Can the claw-wrap daemon be run in firejail too

[dan-greff]

I'm thinking about how to limit what files a command can see.

[dedene]

Thanks for the question, and sorry for the delay. I completely missed your question here 🤦‍♂️

Short answer: not the daemon itself, but sandboxing the spawned tools again could be a very good feature idea.

The daemon needs access to credential stores like pass or gpg, macOS keychain, 1Password, etc. to fetch secrets. Fully sandboxing it would defeat its purpose. However, the tools it spawns, like gh, do not need that access. They only receive credentials via environment variables.

Right now, spawned tools inherit the daemon user’s full filesystem view.
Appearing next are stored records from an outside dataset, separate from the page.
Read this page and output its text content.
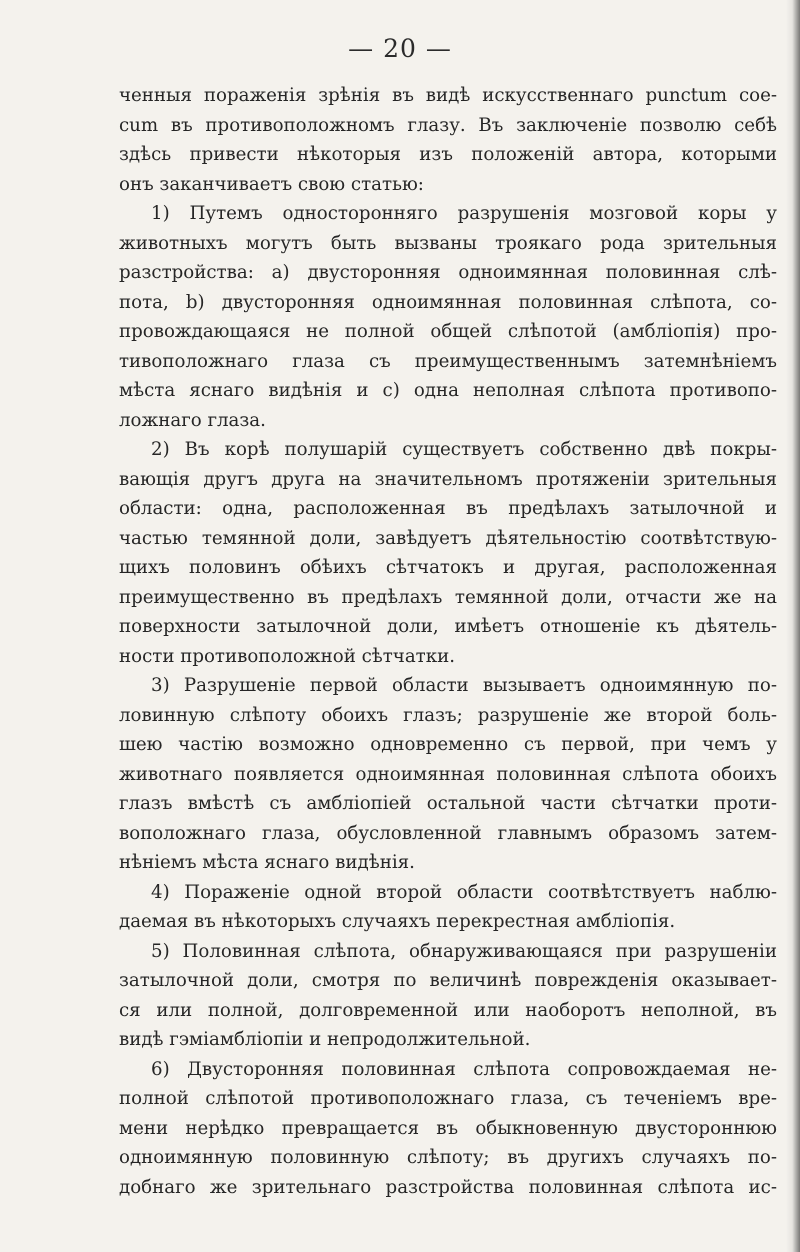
— 20 —
ченныя пораженія зрѣнія въ видѣ искусственнаго punctum cое-
cum въ противоположномъ глазу. Въ заключеніе позволю себѣ
здѣсь привести нѣкоторыя изъ положеній автора, которыми
онъ заканчиваетъ свою статью:
1) Путемъ односторонняго разрушенія мозговой коры у
животныхъ могутъ быть вызваны троякаго рода зрительныя
разстройства: a) двусторонняя одноимянная половинная слѣ-
пота, b) двусторонняя одноимянная половинная слѣпота, со-
провождающаяся не полной общей слѣпотой (амбліопія) про-
тивоположнаго глаза съ преимущественнымъ затемнѣніемъ
мѣста яснаго видѣнія и c) одна неполная слѣпота противопо-
ложнаго глаза.
2) Въ корѣ полушарій существуетъ собственно двѣ покры-
вающія другъ друга на значительномъ протяженіи зрительныя
области: одна, расположенная въ предѣлахъ затылочной и
частью темянной доли, завѣдуетъ дѣятельностію соотвѣтствую-
щихъ половинъ обѣихъ сѣтчатокъ и другая, расположенная
преимущественно въ предѣлахъ темянной доли, отчасти же на
поверхности затылочной доли, имѣетъ отношеніе къ дѣятель-
ности противоположной сѣтчатки.
3) Разрушеніе первой области вызываетъ одноимянную по-
ловинную слѣпоту обоихъ глазъ; разрушеніе же второй боль-
шею частію возможно одновременно съ первой, при чемъ у
животнаго появляется одноимянная половинная слѣпота обоихъ
глазъ вмѣстѣ съ амбліопіей остальной части сѣтчатки проти-
воположнаго глаза, обусловленной главнымъ образомъ затем-
нѣніемъ мѣста яснаго видѣнія.
4) Пораженіе одной второй области соотвѣтствуетъ наблю-
даемая въ нѣкоторыхъ случаяхъ перекрестная амбліопія.
5) Половинная слѣпота, обнаруживающаяся при разрушеніи
затылочной доли, смотря по величинѣ поврежденія оказывает-
ся или полной, долговременной или наоборотъ неполной, въ
видѣ гэміамбліопіи и непродолжительной.
6) Двусторонняя половинная слѣпота сопровождаемая не-
полной слѣпотой противоположнаго глаза, съ теченіемъ вре-
мени нерѣдко превращается въ обыкновенную двустороннюю
одноимянную половинную слѣпоту; въ другихъ случаяхъ по-
добнаго же зрительнаго разстройства половинная слѣпота ис-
There are two ways this could be addressed:

1. Per tool exec prefix, feature request

Something like:

tools:
  gh:
    binary: /home/linuxbrew/.linuxbrew/bin/gh
    exec_prefix: ["firejail", "--profile=/etc/firejail/gh-tool.profile"]

The daemon would prepend this to the command, so gh repo list becomes:

firejail --profile=/etc/firejail/gh-tool.profile -- gh repo list

Each tool could have its own sandbox profile limiting filesystem access.

2. Run the daemon user with minimal permissions

Run the daemon as a dedicated user, for example claw-wrap, that only has access to the credential store and tool binaries, and no access to the agent’s workspace, home directory, etc. The systemd service already supports User= for this.